1943 novel by Robert Penn Warren

At Heaven's Gate is a 1943 novel by Robert Penn Warren, his second. It was reprinted in New York by New Directions Publishing Corporation in 1985 with ISBN 0-8112-0933-4

==Plot summary==
Sue Murdock searches for redemption throughout the novel. Her father repeatedly laments his inability to relate to his daughter. Sue rejects his assistance because she believes he is trying to control her. She has a stormy relationship with Jerry Calhoun, who, perhaps because he is profoundly naive and not particularly bright, is unable to understand her. Jerry clings to quaint notions of Southern honor and is respectful of the power and authority Bogan Murdock represents. Therefore, Sue can never be happy with him.

Sue rejects Jerry and soon finds herself with Slim Sarrett, a writer with a room full of pseudo-intellectual friends. Sue falls for Slim, who rejects honor and power in a way Jerry never could. In the end, however, nothing about Slim is real: he is a dedicated liar, deceitful to the last detail. As Sue discovers the depths of his lies — about his past and sexuality — she also discovers that he is not even, in fact, a particularly talented writer.

After rejecting Slim, and his artist's pose, she falls into a tepid relationship with Sweetwater. Sweetwater is a cynic, unlike Jerry, and a realist, unlike Slim. Sweetwater is also profoundly honest and struggles to maintain true to himself. Sweetwater falls in love with Sue, but she never loves him in return.

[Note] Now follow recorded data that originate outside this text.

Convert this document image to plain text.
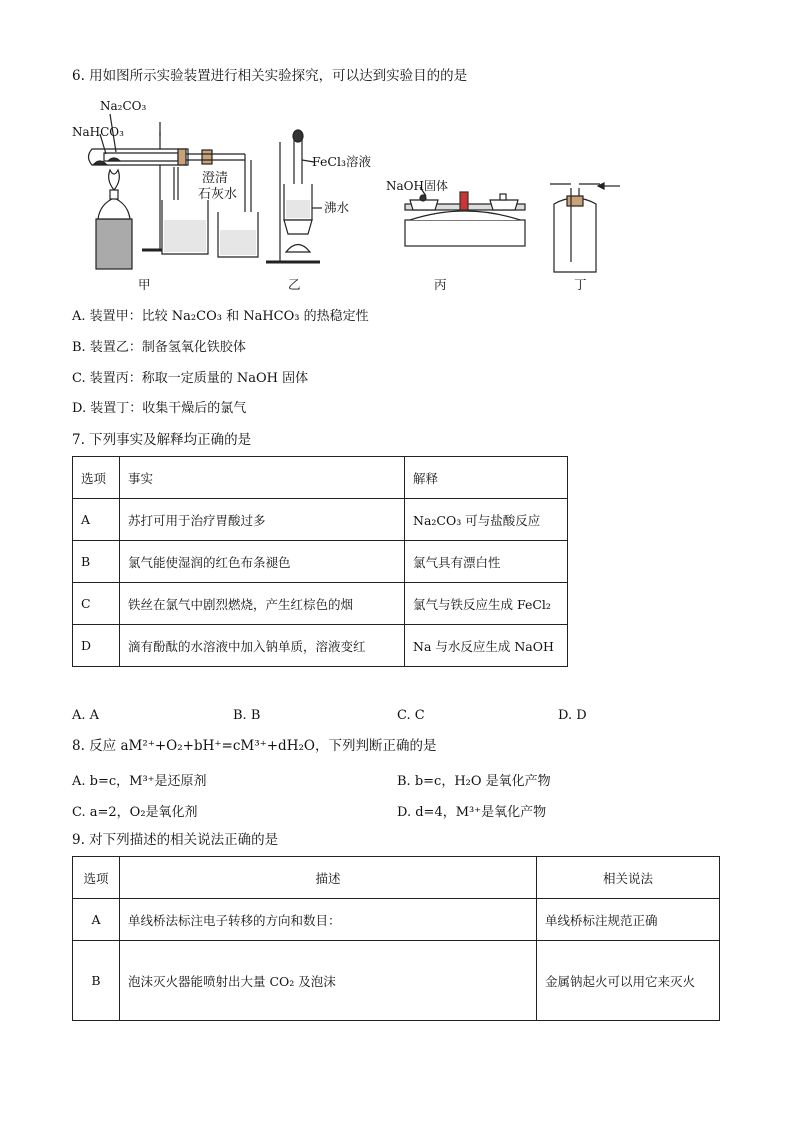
6. 用如图所示实验装置进行相关实验探究，可以达到实验目的的是
Na₂CO₃
NaHCO₃
澄清
石灰水
FeCl₃溶液
沸水
NaOH固体
甲	乙	丙	丁
A. 装置甲：比较 Na₂CO₃ 和 NaHCO₃ 的热稳定性
B. 装置乙：制备氢氧化铁胶体
C. 装置丙：称取一定质量的 NaOH 固体
D. 装置丁：收集干燥后的氯气
7. 下列事实及解释均正确的是
选项	事实	解释
A	苏打可用于治疗胃酸过多	Na₂CO₃ 可与盐酸反应
B	氯气能使湿润的红色布条褪色	氯气具有漂白性
C	铁丝在氯气中剧烈燃烧，产生红棕色的烟	氯气与铁反应生成 FeCl₂
D	滴有酚酞的水溶液中加入钠单质，溶液变红	Na 与水反应生成 NaOH
A. A	B. B	C. C	D. D
8. 反应 aM²⁺+O₂+bH⁺=cM³⁺+dH₂O，下列判断正确的是
A. b=c，M³⁺是还原剂	B. b=c，H₂O 是氧化产物
C. a=2，O₂是氧化剂	D. d=4，M³⁺是氧化产物
9. 对下列描述的相关说法正确的是
选项	描述	相关说法
A	单线桥法标注电子转移的方向和数目：	单线桥标注规范正确
B	泡沫灭火器能喷射出大量 CO₂ 及泡沫	金属钠起火可以用它来灭火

One can read Sue to represent the Southern lower class, abused and controlled for generations. Who can help the lower class escape its shackles? Not the lower-class man who tastes a bit of success and abandons his class to serve selfish interests, as Jerry does. Not the intellectual, the artist, who poses at everything and is unable to fight for anything. The seduction is great, but the reward is small. Perhaps the honest man, Sweetwater's labor organizer, can save the class he tries to raise up even as he is betrayed and rejected by it. Perhaps Sue knows that Sweetwater's realism and devotion to cause can save her, but she is little interested in it.

==Nashville background==
At Heaven's Gate can be definitely linked to Warren's residence in Nashville, Tennessee during his time at Vanderbilt University. Scandals surrounding a Nashville bond-trading house, Caldwell & Company, in the 1930s provide a close parallel to some of the machinations of the Murdock empire. Several Caldwell-linked banks were declared insolvent, and the state government itself became embroiled in the matter. Private Porsum is obviously based on Alvin C. York, Tennessee's most famous war hero, although in real life York had nothing to do with the bond scandal. News reports have indicated that in later years Warren acknowledged the link between his story and Nashville events during the Great Depression.